Legacy of Courage/Prologue
Prologue
The year is 1915 in the ancient city of Cracow, Poland. The great Austro-Hungarian Empire that held sway over this southern part of Poland is in decline. But for Oleńka, the little fair-haired girl sitting on her bed waiting for Fräulein Purtzell to help her dress, it is the decline in health of her beloved grandfather that is uppermost in her mind.
Fräulein Purtzell is called away to Grandfather Armatowicz’s sickroom just when she is in the middle of dressing Oleńka. This is happening more and more. Distressing sounds come from Grandfather’s room, moaning and cries as of pain. Oleńka is not allowed in to see her Grandfather any more. She remembers how he used to kiss both her cheeks Dobranoc kwiecie różany, he would say every evening—Goodnight, rose blossom. But it has been a long time since his moustache has tickled her cheeks.
The times Oleńka spent in Grandfather’s study had been such happy ones. She had watched him sharpen his goose quills with a penknife and scatter golden sand over his written page to dry the ink. She had loved to accompany him to the dining room where he took his second breakfast at 11 o’clock; a side dish of bigos, a sauerkraut stew, or marinated herring washed down with a small glass of złotówka, a liquor made in Gdansk in which floated tiny golden specks. When no one was looking Oleńka licked out the glass.
It had been Oleńka’s job to help Grandfather off with his heavy outdoor shoes when he came in and bring him his embroidered slippers. On a shelf in his room were seven long pipes—one for every day of the week. A stone jar held the fragrant fine-cut tobacco
with which he filled the pipes. Oleńka was allowed to blow out the match and sit at his feet, watching as he blew smoke rings.
All that is changed now. Doctors with grave faces come and go . No one has much time for Oleńka anymore. She sits shivering half- dressed on the big bed in which she sleeps with her mother. It is winter and the day ahead stretches out long and boring. She goes to the heavily curtained window and looks out at the passers-by. What are the lives of the children who troop by? How she longs to play with children her age. The heavy features of the stone statues decorating the building across the street reflect her ennui.

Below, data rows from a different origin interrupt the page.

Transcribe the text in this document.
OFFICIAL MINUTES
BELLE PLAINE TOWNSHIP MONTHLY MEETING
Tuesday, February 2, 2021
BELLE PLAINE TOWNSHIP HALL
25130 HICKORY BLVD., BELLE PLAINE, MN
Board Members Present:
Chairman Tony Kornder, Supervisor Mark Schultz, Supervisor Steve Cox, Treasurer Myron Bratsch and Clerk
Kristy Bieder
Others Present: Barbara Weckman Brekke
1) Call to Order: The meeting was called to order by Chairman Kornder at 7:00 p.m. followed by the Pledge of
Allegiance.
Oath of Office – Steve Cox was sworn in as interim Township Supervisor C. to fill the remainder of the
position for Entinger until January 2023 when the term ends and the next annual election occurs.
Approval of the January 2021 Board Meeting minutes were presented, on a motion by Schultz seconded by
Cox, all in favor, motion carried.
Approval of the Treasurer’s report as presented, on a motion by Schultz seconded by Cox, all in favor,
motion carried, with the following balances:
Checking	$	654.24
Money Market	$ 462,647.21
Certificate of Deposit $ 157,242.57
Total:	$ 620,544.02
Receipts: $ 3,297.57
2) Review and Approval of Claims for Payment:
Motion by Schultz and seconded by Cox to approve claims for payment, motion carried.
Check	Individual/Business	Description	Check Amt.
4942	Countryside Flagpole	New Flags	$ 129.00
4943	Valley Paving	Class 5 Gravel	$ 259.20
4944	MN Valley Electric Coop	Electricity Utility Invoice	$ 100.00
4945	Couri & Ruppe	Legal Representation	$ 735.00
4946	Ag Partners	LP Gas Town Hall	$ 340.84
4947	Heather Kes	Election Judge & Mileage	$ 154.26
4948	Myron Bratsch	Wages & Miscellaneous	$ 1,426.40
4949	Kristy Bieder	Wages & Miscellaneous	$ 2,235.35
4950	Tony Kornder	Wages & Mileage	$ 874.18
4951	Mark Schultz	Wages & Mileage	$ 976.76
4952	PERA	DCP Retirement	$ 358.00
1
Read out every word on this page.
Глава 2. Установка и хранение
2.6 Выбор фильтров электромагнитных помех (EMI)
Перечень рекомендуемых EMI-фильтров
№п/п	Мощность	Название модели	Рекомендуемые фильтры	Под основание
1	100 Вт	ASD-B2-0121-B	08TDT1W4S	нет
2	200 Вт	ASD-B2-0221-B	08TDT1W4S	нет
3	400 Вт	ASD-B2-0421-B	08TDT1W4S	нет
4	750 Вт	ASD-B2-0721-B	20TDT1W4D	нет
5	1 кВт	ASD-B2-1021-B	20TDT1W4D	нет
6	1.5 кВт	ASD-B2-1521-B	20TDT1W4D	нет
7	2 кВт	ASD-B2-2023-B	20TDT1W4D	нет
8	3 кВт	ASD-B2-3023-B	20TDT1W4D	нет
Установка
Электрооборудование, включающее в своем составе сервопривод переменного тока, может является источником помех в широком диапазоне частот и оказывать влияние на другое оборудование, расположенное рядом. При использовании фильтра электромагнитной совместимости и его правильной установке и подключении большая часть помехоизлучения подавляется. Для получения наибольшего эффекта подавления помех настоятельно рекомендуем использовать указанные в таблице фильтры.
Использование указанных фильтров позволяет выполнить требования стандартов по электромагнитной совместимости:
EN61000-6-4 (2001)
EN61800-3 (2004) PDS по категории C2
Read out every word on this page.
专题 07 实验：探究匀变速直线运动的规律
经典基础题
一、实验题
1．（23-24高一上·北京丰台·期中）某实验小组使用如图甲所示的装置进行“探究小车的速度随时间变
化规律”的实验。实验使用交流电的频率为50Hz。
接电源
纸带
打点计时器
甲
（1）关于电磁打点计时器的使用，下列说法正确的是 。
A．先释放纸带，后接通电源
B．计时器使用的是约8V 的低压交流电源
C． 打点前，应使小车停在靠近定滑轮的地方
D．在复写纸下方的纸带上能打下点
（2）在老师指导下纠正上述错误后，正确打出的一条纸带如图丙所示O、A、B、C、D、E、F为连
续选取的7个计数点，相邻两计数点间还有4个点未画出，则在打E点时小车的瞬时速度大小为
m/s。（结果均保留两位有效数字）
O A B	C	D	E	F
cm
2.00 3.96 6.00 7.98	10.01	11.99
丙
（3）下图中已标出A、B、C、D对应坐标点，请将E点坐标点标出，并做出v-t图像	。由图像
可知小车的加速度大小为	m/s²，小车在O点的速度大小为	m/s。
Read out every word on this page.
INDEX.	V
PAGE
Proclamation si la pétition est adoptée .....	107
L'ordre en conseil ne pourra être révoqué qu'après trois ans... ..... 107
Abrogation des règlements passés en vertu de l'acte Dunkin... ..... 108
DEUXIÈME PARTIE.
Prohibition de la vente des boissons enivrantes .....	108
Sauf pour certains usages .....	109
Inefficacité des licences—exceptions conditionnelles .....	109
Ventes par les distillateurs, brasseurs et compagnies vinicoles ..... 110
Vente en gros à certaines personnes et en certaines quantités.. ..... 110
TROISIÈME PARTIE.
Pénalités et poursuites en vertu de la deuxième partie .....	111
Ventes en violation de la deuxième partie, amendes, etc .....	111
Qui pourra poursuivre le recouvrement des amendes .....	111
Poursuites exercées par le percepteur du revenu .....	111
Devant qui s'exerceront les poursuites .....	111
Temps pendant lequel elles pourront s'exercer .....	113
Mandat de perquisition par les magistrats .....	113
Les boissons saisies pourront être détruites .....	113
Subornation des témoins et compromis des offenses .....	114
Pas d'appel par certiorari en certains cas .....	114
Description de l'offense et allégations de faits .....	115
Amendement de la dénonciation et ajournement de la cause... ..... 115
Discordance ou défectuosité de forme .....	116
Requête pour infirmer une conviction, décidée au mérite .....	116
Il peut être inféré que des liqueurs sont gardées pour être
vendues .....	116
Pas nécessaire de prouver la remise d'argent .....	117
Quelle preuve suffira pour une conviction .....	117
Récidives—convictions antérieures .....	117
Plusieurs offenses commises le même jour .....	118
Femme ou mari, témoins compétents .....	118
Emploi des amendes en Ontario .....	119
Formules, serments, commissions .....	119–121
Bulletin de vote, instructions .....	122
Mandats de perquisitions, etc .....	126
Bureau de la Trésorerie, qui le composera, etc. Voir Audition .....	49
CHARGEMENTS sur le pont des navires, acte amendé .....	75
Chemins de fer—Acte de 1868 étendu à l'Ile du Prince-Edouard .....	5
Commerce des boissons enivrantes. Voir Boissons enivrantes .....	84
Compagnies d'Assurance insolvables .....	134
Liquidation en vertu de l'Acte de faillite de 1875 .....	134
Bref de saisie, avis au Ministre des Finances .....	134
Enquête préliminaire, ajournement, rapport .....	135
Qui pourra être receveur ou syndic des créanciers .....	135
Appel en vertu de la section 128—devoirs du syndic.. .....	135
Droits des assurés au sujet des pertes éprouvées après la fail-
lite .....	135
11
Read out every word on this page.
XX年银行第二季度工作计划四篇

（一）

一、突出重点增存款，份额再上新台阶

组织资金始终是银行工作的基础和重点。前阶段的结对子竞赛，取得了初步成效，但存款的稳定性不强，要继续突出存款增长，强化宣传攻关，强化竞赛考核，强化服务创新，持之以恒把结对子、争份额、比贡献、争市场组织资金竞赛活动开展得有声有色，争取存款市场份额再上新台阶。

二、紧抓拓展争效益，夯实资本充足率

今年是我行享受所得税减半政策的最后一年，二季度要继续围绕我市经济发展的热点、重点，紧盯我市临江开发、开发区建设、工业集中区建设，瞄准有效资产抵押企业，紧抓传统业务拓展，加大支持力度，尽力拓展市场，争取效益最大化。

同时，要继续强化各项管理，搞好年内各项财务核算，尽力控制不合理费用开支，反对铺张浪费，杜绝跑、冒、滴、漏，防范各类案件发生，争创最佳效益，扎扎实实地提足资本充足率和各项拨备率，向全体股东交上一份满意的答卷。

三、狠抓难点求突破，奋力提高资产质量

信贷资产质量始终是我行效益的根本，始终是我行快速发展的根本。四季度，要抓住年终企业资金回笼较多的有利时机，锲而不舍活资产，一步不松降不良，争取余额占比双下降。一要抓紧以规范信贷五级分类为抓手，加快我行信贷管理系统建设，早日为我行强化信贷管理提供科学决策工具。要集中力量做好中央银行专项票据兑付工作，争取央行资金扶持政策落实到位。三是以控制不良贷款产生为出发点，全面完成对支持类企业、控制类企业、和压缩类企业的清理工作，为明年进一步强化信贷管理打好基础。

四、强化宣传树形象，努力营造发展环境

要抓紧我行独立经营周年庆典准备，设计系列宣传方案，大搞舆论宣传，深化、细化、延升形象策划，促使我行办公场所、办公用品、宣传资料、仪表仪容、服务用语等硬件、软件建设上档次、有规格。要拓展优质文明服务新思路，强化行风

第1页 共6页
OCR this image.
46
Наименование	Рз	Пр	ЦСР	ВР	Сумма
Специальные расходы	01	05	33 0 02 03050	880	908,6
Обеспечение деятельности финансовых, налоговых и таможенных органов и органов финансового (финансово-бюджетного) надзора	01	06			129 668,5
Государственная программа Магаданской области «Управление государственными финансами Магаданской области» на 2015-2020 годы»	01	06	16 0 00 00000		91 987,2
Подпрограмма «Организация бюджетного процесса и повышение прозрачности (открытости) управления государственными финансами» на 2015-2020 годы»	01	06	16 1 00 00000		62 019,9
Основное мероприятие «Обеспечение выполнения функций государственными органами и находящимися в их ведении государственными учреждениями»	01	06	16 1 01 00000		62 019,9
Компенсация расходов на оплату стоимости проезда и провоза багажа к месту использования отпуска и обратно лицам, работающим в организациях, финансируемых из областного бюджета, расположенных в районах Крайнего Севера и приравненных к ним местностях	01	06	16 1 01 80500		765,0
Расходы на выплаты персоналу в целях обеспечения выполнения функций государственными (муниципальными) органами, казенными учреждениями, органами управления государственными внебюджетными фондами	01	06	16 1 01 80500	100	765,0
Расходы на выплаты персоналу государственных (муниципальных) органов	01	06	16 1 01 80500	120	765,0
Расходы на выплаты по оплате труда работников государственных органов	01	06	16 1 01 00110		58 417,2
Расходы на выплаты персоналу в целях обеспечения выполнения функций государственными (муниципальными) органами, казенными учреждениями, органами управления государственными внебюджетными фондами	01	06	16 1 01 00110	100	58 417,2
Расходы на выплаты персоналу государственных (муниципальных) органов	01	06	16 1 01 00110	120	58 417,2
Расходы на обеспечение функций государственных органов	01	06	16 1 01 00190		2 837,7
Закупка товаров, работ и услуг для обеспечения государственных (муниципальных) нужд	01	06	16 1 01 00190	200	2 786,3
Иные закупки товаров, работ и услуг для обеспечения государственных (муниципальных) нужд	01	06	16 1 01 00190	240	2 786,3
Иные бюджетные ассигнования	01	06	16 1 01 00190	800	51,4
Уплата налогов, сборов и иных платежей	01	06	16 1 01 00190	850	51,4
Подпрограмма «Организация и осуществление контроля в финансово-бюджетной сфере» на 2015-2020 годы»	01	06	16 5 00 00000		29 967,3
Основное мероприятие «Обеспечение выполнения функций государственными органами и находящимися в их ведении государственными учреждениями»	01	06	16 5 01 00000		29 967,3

Since no one is around Oleńka approaches her mother’s jewellery case, normally a forbidden place. She opens the first drawer with its blue silk lining and examines the pearls with their diamond clasp. The second drawer is lined with velvet, and on it lies the diamond star pin that sparkles so when you move it in the light.
There are footsteps in the hall and Oleńka shuts the slender drawer and leaps back into bed. Fräulein Purtzell enters, her eyes red as if she has been crying. ‘Such a good man to suffer so!’ she mutters. Absent- mindedly she continues to dress the little girl. A woollen dress goes over the white camisole, a lace collar is done up at the back.
The fair straight hair she combs none too gently and ties with a big silk ribbon.
But it is when the black wool stockings are brought out that Oleńka turns fractious. They are hard to get on and they itch.
‘Do hold still, child!’ Purtzell exclaims.
‘But I hate these black wool stockings, I hate them,’ wails Oleńka.
‘Here, you try to pull them on yourself, like a big girl.’
‘I’m not a big girl and I never want to wear these horrid things again.
The exasperated Fräulein spits out, ‘Then you should go to live in Africa.’
Immediately Oleńka sits, stops squirming and asks with interest,
‘Why Africa?’
‘Because in Africa it is warm and no one ever has to wear black wool stockings!’
…Strange what we remember from childhood. Oleńka never forgot that remark. Not when Grandfather died and Fräulein Purtzell left them; not when as a young woman she had to mend the runs in her silk stockings with a tiny hook; not when she went to Africa more than 50 years later.